Повернулась и ушла, помахав на прощанье невесомой, лёгкой рукой. Походка плывущая, будто земли не касающаяся. Оля отвернулась к машине, а через несколько секунд девушки уже не было. За дерево спряталась? Как-то не по себе стало. Как может такое чудо здесь жить, по лесам ходить? Наверное, родители пьют… Есть у нее мать? Надо было расспросить! Ей выбираться отсюда надо! Ангел в грязи. Игорю ничего не сказала об этих мыслях. Было больно. Почему же так больно?!
Чувство защищенности и роскоши в крутой и богатой тачке толкнуло, наконец, ком из груди к глазам.
Плакала всю дорогу до дома. Остановиться не могла. Это была не истерика, но плакала она так впервые в жизни. Ей было не жаль себя, как раньше, когда ревела. Что-то рвалось в ней и терзалось, металось и билось.

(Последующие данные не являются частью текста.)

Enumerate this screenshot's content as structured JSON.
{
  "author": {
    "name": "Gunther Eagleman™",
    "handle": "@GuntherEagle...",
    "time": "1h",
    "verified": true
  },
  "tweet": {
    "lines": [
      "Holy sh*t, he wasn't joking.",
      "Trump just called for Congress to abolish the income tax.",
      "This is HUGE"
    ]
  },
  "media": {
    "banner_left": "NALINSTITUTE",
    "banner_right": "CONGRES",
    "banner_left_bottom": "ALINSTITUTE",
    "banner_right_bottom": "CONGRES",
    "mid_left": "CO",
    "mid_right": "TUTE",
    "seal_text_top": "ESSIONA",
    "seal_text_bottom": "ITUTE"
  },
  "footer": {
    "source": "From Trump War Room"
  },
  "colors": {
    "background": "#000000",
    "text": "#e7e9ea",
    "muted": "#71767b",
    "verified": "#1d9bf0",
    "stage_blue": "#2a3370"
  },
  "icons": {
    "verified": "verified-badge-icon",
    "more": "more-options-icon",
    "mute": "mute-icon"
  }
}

С каждым уносящимся вдаль километром что-то уносилось из ее сердца. Казалось, что всё вокруг – другое. Глаза у неё – теперь другие. Что с ней? И не унылы вовсе брошенные деревни! Они прекрасны даже в своей смерти. Садящееся за лесом солнце – просто сказка из детства. Это все наше вокруг, родное. «Ольга – светлая, значит», - вспомнила слова Вовы. Слёзы лились и лились. Они стали чище, проще. Мука чёрная отпускала медленно. Будто слезала чужой, испачканной кожей. Она не помнила, чтобы когда-нибудь столько плакала.
- Любишь его? – спросил Игорь. – Старый любовник?
Она мотнула головой.
- Родственник. Дальний. Даже не по крови. Сын крёстной. Всё детство вместе, с пелёнок.
Надо же было что-то соврать. Вон, каким ревнивым глазом смотрит.
Спустя несколько дней стала приходить в себя. А то работала на автомате, как заведённая кукла. Всем мужикам отказывала. Почему – не знала. Пусть денег меньше. Она наверстает. Не может она. Не мо-жет! Противно почему-то…
Когда эмоции перестали жечь ее, снова стала размышлять логически, как привыкла, вдруг поняла странную вещь: каким образом девушка нашла его телефон? Если он сам не знает, где он… И ей не приходила смс, что «абонент снова в сети».
Стала рыться в телефоне. Не нашла. «Может, удалила случайно». Странно, она ждала эту эсэмэску каждую минуту. Почему она выскочила к незнакомке, будто дёрнул кто? Как девушка сразу поняла, что именно они приехали за Вовой, именно она – та, кому звонила? Так уверенно навстречу шла… Знала, что остановятся? Парила над этой грязью… Разговор – взрослого, мудрого человека, а лицо – детское. Весь облик какой-то наивно девственный. И почему-то – радостный, ясный, открытый. Похожа на Царевну Лебедь из сказки. Чепуха, конечно… Объяснение – самое простое. Редко приезжают чужие люди в эту глушь. Или продавщица сказала. Да! Конечно! Это же деревня. Слухи мгновенно разносятся. Или видела их эта девочка, сама оставаясь незамеченной ею. Когда Вова говорил про лес вдалеке и этого, как его… «Москва-Петушки». Про питие на Руси… Вздохнула с облегчением. Всё просто. А то уже подумала… невесть что.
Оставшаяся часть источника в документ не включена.